Topics which students found difficult while solving the Biology 2017 paper are mentioned below:

  • Photorespiration and photooxidation
  • Apomixis
  • Pleiotropy
  • Transcription in prokaryotic cell
  • Tissue culture
  • Lac – operon
  • Transgenic animals
  • Electroporation

Confusing ISC Class 12 Biology Questions 2017

Biology concepts on which students got confused during the exam are mentioned below.

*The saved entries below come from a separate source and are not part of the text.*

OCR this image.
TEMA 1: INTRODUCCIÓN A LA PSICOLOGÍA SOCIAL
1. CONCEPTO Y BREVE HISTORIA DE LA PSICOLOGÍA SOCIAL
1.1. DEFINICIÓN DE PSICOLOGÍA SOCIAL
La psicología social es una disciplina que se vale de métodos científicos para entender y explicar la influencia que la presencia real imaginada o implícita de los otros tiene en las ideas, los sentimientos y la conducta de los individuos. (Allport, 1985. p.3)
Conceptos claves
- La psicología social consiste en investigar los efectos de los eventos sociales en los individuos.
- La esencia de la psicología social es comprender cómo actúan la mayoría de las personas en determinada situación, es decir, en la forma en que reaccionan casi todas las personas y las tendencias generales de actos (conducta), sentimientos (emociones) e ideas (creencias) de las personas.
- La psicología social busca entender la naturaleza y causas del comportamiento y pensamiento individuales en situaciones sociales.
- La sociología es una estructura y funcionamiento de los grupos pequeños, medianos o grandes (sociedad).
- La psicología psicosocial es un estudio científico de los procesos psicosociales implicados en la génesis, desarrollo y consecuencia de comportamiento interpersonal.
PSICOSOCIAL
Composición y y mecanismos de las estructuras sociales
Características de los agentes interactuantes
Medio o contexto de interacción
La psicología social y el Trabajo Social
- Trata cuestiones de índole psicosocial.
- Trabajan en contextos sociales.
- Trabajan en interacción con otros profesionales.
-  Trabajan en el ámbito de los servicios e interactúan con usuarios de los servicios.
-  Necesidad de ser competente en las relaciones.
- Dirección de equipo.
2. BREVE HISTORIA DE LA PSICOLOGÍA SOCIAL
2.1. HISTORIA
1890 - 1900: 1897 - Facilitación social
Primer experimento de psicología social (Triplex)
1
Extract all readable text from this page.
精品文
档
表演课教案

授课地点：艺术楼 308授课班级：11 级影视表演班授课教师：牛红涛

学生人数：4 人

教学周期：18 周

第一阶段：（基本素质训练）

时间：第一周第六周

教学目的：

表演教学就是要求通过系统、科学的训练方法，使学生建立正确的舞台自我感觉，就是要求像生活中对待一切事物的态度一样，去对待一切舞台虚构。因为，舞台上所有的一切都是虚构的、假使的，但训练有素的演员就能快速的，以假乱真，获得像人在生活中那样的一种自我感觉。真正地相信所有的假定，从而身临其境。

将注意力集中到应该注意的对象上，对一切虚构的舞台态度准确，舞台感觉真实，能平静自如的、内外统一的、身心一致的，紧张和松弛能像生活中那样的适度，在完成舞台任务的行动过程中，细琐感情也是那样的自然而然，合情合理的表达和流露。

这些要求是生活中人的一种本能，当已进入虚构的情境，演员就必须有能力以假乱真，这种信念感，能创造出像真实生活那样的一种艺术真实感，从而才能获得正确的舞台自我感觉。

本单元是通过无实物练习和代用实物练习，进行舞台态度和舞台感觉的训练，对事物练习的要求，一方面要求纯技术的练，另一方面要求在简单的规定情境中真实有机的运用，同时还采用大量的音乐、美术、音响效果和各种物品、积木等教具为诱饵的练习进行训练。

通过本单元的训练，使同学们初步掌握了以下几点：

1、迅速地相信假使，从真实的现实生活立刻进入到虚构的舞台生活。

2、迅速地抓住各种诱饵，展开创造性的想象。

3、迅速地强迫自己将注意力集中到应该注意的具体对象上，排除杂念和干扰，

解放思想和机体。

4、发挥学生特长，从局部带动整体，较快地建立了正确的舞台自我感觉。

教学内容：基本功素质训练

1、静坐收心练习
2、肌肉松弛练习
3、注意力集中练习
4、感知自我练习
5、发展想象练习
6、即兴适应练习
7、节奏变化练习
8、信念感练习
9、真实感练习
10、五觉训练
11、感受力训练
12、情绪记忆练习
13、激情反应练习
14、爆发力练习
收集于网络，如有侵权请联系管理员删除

  • Multiple alleles and polygenic inheritance
  • Protobionts and Eobionts
  • Transgenic and transcription
  • In situ and Ex situ strategies for conservation of biodiversity
  • Electroporation and electrophoresis

ISC Class 12 Biology Question Paper Solution 2017

Question 1:

(a) Give a brief answer for each of the following:

(i) Why do Green plants start evolving CO2 instead of O2, at high temperatures?

(ii) Define Apomixis.

(iii) What is a Recon?

(iv) Why are the spores of Bacillus thuringiensis used as bio insecticide?

(b) Each of the following question(s)/statement(s) has four suggested answers. Choose the correct option in each case.

1. Initiation codon of protein synthesis in Eukaryotes:

(i) GUA

(ii) GGA

(iii) CCA

(iv) AUG

2. Type of Interaction where an individual sacrifices its own welfare (life) for the benefit of another animal of its own species:

(i) Altruism

(ii) Scavenging

(iii) Protocooperation

(iv) Commensalism

3. Wings of Insect and Birds are examples of:

(i) Analogous

(ii) Homologous

(iii) Vestigial

(iv) Atavism

4. The pressure of the cell contents on the cell wall is known as:

(i) Wall pressure

(ii) Osmotic pressure

(iii) Turgor pressure

(iv) Diffusion pressure

(c) Give a scientific term for each of the following:

(i) An act of expelling the full-term foetus from mother’s uterus at the end of gestation.

(ii) Entry of pollen tube into an ovule through integuments.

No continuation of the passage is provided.